É claro que esse aprendizado é extremamente difícil se comparado com todos os outros. Primeiro, porque os personagens não estão presentes para dar sinais de que você está acertando ou errando. É claro que você pode ter um representante – digamos, um professor universitário – que o orienta vagamente, mas toda orientação que você possa receber do professor é mínima em face da imensidão dos códigos que você vai ter de adquirir para tanto. Esses códigos implicam, por exemplo, o domínio das línguas. Mas o domínio das línguas não é o mais difícil; o mais difícil é o domínio das inter-referências. Porque ao longo dos tempos os grandes escritores, os grandes filósofos etc. estão continuamente se reportando uns aos outros. É como se aquilo fosse realmente um diálogo em que todo mundo está sabendo o que os outros falaram; estão continuamente conversando de coisas que, para eles, já são velhas. E pior: não existe um meio de você graduar isso, porque a conversa já está transcorrendo há milênios. Não há como entrar nessa conversa com pouco esforço. É preciso ler muitos livros e pensar muito antes de começar a perceber as conexões. Isso quer dizer que a sua entrada no mundo da alta cultura é sempre desastrosa, no começo, ela é sempre feita através de erros monstruosos. Suponhamos que o primeiro escritor que você leia para adquirir uma alta cultura seja Dostoievski. Você não sabe do que ele está falando, não sabe quais são as referências dele, não conhece – concreta e historicamente – nem mesmo a sociedade em que ele viveu, elementos que certamente são muito importantes. Pois embora ele esteja dialogando com a tradição mundial da literatura, ele o faz desde um certo lugar e desde um certo momento, que ele também tem de levar em conta.

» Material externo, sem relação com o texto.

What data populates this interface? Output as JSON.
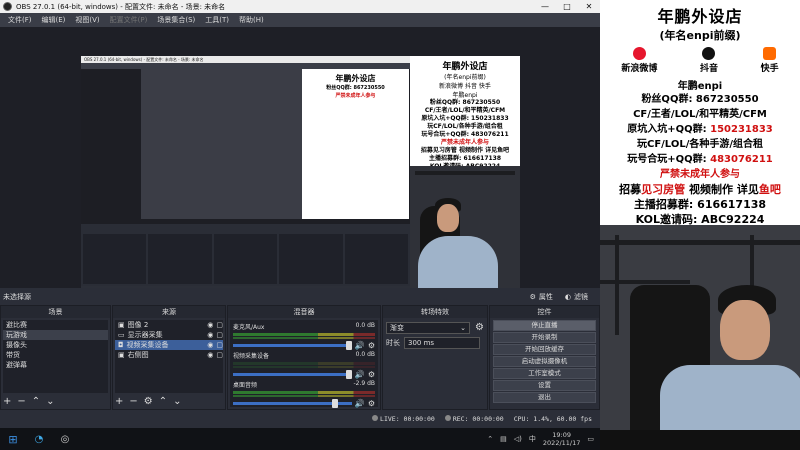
{
  "window": {
    "title": "OBS 27.0.1 (64-bit, windows) - 配置文件: 未命名 - 场景: 未命名",
    "controls": [
      "—",
      "□",
      "✕"
    ]
  },
  "menu": [
    "文件(F)",
    "编辑(E)",
    "视图(V)",
    "配置文件(P)",
    "场景集合(S)",
    "工具(T)",
    "帮助(H)"
  ],
  "nested_preview": {
    "title": "OBS 27.0.1 (64-bit, windows) - 配置文件: 未命名 - 场景: 未命名"
  },
  "inner_banner": {
    "title": "年鹏外设店",
    "subtitle": "(年名enpi前缀)",
    "socials": [
      "新浪微博",
      "抖音",
      "快手"
    ],
    "handle": "年鹏enpi",
    "lines": [
      "粉丝QQ群: 867230550",
      "CF/王者/LOL/和平精英/CFM",
      "原坑入坑+QQ群: 150231833",
      "玩CF/LOL/各种手游/组合租",
      "玩号合玩+QQ群: 483076211",
      "严禁未成年人参与",
      "招募见习房管 视频制作 详见鱼吧",
      "主播招募群: 616617138",
      "KOL邀请码: ABC92224"
    ]
  },
  "source_bar": {
    "no_source": "未选择源",
    "properties": "属性",
    "filters": "滤镜"
  },
  "docks": {
    "scenes": {
      "title": "场景",
      "items": [
        "避比赛",
        "玩游戏",
        "摄像头",
        "带货",
        "避弹幕"
      ],
      "selected": 1
    },
    "sources": {
      "title": "来源",
      "items": [
        {
          "name": "图像 2",
          "type_icon": "image-icon"
        },
        {
          "name": "显示器采集",
          "type_icon": "monitor-icon"
        },
        {
          "name": "视频采集设备",
          "type_icon": "camera-icon"
        },
        {
          "name": "右侧图",
          "type_icon": "image-icon"
        }
      ],
      "selected": 2
    },
    "mixer": {
      "title": "混音器",
      "channels": [
        {
          "name": "麦克风/Aux",
          "db": "0.0 dB",
          "level": 0.6
        },
        {
          "name": "视频采集设备",
          "db": "0.0 dB",
          "level": 0.0
        },
        {
          "name": "桌面音频",
          "db": "-2.9 dB",
          "level": 0.55
        }
      ]
    },
    "transitions": {
      "title": "转场特效",
      "selected": "渐变",
      "duration_label": "时长",
      "duration": "300 ms"
    },
    "controls": {
      "title": "控件",
      "buttons": [
        "停止直播",
        "开始录制",
        "开始回放缓存",
        "启动虚拟摄像机",
        "工作室模式",
        "设置",
        "退出"
      ]
    }
  },
  "status": {
    "live": "LIVE: 00:00:00",
    "rec": "REC: 00:00:00",
    "cpu": "CPU: 1.4%, 60.00 fps"
  },
  "taskbar": {
    "ime": "中",
    "time": "19:09",
    "date": "2022/11/17"
  },
  "stream_banner": {
    "title": "年鹏外设店",
    "subtitle": "(年名enpi前缀)",
    "socials": [
      {
        "name": "新浪微博",
        "color": "#e6162d"
      },
      {
        "name": "抖音",
        "color": "#111111"
      },
      {
        "name": "快手",
        "color": "#ff6a00"
      }
    ],
    "handle": "年鹏enpi",
    "fans_qq": "粉丝QQ群: 867230550",
    "games": "CF/王者/LOL/和平精英/CFM",
    "group1_label": "原坑入坑+QQ群: ",
    "group1_num": "150231833",
    "games2": "玩CF/LOL/各种手游/组合租",
    "group2_label": "玩号合玩+QQ群: ",
    "group2_num": "483076211",
    "warning": "严禁未成年人参与",
    "recruit": [
      {
        "t": "招募",
        "red": false
      },
      {
        "t": "见习房管",
        "red": true
      },
      {
        "t": " 视频制作 ",
        "red": false
      },
      {
        "t": "详见",
        "red": false
      },
      {
        "t": "鱼吧",
        "red": true
      }
    ],
    "streamer_group": "主播招募群: 616617138",
    "kol": "KOL邀请码: ABC92224"
  }
}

Então, é claro que seu entendimento daquela obra será inteiramente subjetivo. Você vai entendê-la em função de referências e de analogias que remetem exclusivamente à sua vida e ao que você conhece, sendo que o seu quadro de referências pode estar totalmente deslocado daquele que o autor tinha em vista. Todas essas primeiras experiências são sempre baseadas no erro, numa interpretação subjetivista e, por assim dizer, provinciana. É nesse sentido que Jorge Luis Borges dizia que para entender um único livro é preciso ter lido muitos. Quer dizer, você penetra no mundo da alta cultura depois de ter adquirido uma massa gigantesca de informações e aquilo começa, de repente, a fazer sentido para você, porque você passa a saber do que as pessoas estão falando e quando elas estão se referindo umas às outras, explicitamente ou implicitamente. Digamos, por exemplo, que você tenha aprendido um pouco de língua alemã e feito um esforço desgraçado para ler um poema de Goethe. Na hora em que você acha que realmente o entendeu, você entendeu apenas tudo o que está escrito em alemão. Acontece que quando ele escreveu esse poema, ele o fez como imitação de outro poema escrito em grego há dois mil anos antes. Por mais alemão que você estude, não irá perceber isso. Só o há de perceber quando tiver lido o outro poema, escrito em grego – ou em árabe. Aí você entenderá do que Goethe está falando. Até lá, seu entendimento será totalmente subjetivo e baseado apenas no significado que as palavras têm no dicionário.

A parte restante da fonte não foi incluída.